The following are our recommendations. 

DPE Server

  • Use a load balancer in fail-over configuration in front of two DPE Server machines.
  • One DPE Server is used actively (receives all requests) the other is a hot standby.
  • On failure the load balancer switches transparently for clients.

Databases

  • Content databases are running on a fail-over database cluster.
  • One central DpeCoreDb is running on a fail-over database cluster.
  • DpeCoreDb is shared between the two DPE Servers. This maximizes the preserved (workflow and job) state on fail-over.
  • Alternatively you could have an independent DpeCoreDb for each instance of DPE Server but fail-over would be less seamless.

PAR Files

  • DigaSystem allows to configure a redundant set of PAR file locations (in the windows registry). This mechanism is also supported by DPE Server.
  • Use one central, shared set of PAR files for both DPE Servers.
  • Configure a redundant location for PAR files.
  • Synchronize the master files to the redundant location periodically, e.g. once a night.
  • Alternatively you could store PAR files on a fault-tolerant, distributed file system, e.g. https://moosefs.com/

WorkflowSystem

DPE Processors

  • Processors are running in a farm and are redundant by design.
  • Have more than one processor of each type running.
  • Distribute processors of one type over more than one machine.
  • Processor should be in front of the load balancer and not be assigned to one of the DPE Servers directly.

WorkflowWorker

  • Option 1 (Standby): Configure more than one WorkflowWorker executing the same workflow types on a fail-over cluster (only one is active at the same time).
  • Option 2 (Concurrent): Configure more than one WorkflowWorker executing the same workflow types (both are active at the same time).

WorkflowScheduler

  • Option 1 (Standby): Configure more than one WorkflowScheduler for the same task on a fail-over cluster (only one is active at the same time).
  • Option 2 (Concurrent): Configure more than one WorkflowScheduler for the same task (both are active at the same time). 

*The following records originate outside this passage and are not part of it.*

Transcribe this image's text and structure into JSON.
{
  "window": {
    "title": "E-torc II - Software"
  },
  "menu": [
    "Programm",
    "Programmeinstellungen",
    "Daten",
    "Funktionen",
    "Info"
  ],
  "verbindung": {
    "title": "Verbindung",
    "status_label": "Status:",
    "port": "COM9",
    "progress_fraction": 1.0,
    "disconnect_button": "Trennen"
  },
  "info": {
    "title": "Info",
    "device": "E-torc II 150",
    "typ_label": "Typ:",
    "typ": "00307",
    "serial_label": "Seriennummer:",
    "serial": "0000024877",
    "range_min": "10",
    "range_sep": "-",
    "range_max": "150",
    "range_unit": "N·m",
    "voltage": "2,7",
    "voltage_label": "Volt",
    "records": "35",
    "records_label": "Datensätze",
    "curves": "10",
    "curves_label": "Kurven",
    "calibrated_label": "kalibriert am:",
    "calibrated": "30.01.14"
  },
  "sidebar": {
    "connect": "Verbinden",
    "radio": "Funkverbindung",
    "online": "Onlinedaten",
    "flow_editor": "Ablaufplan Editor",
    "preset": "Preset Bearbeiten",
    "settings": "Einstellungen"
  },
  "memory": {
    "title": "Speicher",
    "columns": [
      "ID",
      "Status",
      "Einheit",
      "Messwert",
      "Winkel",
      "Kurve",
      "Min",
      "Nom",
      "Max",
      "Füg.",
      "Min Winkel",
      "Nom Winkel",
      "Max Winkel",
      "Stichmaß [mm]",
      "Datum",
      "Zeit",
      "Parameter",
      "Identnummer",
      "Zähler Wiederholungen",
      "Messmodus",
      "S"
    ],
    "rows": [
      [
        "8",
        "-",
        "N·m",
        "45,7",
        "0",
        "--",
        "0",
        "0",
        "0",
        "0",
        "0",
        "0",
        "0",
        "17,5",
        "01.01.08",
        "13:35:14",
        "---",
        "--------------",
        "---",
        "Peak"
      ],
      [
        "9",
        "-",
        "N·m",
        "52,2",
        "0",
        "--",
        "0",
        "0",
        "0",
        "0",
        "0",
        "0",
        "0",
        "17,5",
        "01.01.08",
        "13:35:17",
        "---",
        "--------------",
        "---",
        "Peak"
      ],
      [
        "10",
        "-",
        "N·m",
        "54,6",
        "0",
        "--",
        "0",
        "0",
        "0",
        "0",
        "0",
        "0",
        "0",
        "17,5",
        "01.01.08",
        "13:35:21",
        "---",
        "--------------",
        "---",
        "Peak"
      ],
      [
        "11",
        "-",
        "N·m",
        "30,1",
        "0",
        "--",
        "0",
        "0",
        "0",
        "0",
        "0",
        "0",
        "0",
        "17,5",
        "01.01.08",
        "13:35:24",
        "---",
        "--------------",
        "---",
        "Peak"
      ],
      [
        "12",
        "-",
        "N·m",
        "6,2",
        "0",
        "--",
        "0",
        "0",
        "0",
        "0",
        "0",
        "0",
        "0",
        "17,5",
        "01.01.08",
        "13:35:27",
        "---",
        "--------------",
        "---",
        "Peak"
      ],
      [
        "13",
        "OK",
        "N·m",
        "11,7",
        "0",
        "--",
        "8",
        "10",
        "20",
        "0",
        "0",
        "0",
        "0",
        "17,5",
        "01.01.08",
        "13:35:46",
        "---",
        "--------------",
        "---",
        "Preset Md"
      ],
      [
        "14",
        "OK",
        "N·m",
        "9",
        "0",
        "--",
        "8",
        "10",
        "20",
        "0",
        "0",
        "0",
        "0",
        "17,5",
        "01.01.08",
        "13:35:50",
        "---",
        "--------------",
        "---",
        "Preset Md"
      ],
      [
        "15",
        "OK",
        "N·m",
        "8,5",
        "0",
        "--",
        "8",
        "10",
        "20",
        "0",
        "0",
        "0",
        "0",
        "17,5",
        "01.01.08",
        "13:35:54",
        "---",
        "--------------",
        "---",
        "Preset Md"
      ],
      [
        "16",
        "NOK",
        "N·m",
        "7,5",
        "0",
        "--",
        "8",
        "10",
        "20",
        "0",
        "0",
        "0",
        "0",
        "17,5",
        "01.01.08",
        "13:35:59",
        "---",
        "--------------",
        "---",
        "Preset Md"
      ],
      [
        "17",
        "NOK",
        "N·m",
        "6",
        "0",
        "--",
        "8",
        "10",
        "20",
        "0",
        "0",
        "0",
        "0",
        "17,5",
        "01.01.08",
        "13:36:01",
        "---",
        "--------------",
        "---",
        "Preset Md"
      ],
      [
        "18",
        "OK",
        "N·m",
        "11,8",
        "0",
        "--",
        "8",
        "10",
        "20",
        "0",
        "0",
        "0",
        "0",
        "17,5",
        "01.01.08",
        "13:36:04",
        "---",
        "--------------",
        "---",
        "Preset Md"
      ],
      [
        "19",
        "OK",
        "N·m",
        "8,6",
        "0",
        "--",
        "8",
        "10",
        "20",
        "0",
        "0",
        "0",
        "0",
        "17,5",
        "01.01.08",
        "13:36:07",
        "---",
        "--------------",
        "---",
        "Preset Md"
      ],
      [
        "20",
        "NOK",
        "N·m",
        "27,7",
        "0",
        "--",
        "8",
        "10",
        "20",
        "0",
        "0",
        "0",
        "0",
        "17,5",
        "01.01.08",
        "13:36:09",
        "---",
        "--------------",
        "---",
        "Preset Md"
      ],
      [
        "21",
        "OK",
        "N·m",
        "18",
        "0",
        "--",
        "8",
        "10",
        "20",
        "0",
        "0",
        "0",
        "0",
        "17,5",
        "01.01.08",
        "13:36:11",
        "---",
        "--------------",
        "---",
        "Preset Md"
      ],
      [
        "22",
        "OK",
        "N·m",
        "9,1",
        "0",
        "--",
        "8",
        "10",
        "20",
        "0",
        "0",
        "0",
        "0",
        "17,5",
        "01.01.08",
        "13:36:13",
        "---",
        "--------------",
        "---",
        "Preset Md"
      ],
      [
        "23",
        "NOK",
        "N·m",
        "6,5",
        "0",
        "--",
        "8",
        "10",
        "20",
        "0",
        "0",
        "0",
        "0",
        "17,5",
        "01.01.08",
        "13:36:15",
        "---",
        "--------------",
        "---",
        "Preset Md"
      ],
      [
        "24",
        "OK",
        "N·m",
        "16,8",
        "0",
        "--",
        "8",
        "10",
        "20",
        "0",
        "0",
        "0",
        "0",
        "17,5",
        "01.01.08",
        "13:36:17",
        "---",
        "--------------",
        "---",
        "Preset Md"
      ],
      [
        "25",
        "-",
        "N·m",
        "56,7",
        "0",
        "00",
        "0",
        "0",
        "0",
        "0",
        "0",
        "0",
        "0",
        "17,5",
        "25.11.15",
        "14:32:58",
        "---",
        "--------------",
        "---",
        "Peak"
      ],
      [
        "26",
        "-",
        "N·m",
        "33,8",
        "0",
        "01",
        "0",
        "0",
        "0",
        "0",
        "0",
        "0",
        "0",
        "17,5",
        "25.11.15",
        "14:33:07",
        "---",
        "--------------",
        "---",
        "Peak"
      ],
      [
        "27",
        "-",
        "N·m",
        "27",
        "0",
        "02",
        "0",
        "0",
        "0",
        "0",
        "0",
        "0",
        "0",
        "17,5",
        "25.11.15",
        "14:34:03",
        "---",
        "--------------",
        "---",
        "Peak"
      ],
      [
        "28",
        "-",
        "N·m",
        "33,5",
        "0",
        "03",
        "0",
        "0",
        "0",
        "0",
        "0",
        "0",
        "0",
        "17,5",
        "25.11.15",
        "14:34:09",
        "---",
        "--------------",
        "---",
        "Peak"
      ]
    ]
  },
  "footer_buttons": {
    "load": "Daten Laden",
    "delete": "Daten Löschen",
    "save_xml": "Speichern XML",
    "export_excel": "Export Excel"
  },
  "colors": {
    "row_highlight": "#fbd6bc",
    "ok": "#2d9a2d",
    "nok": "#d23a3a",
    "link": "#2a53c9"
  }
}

Example: workflow that hard-deletes entries at night.

For option 2 we recommend to use slightly different schedules, e.g. one at 2:00 a.m the other one 2:30.

WorkflowTableWatcher

  • Option 1 (Standby): Configure more than one WorkflowTableWatcher for the same task on a fail-over cluster (only one is active at the same time).
  • Challenge with Option 1: WorkflowTableWatcher writes a local memory file that "mirrors" the states of entries (Created, Updated, Deleted). 
  • Option 2 (Concurrent): Configure more than one WorkflowTableWatcher for the same task on a fail-over cluster (both are active at the same time).
  • Challenge with Option 2: workflow could be be executed twice; avoid this by workflow naming

WorkflowFolderWatcher

  • Option 1 (Standby): Configure more than one WorkflowFolderWatcher for the same task on a fail-over cluster (only one is active at the same time).
  • Challenge with Option 1: WorkflowFolderWatcher writes local memory files that "mirror" the states of files (Created, Updated, Deleted). 
  • Option 2 (Concurrent): Configure more than one WorkflowFolderWatcher for the same task on a fail-over cluster (both are active at the same time).
  • Challenge with Option 2: workflow could be be executed twice; avoid this by workflow naming

Clients

  • All clients of DPE must be able to cope with short time unavailabilites of DPE Services.
  • A simple solution to support this are client-side retries.
  • DPE components already support retries.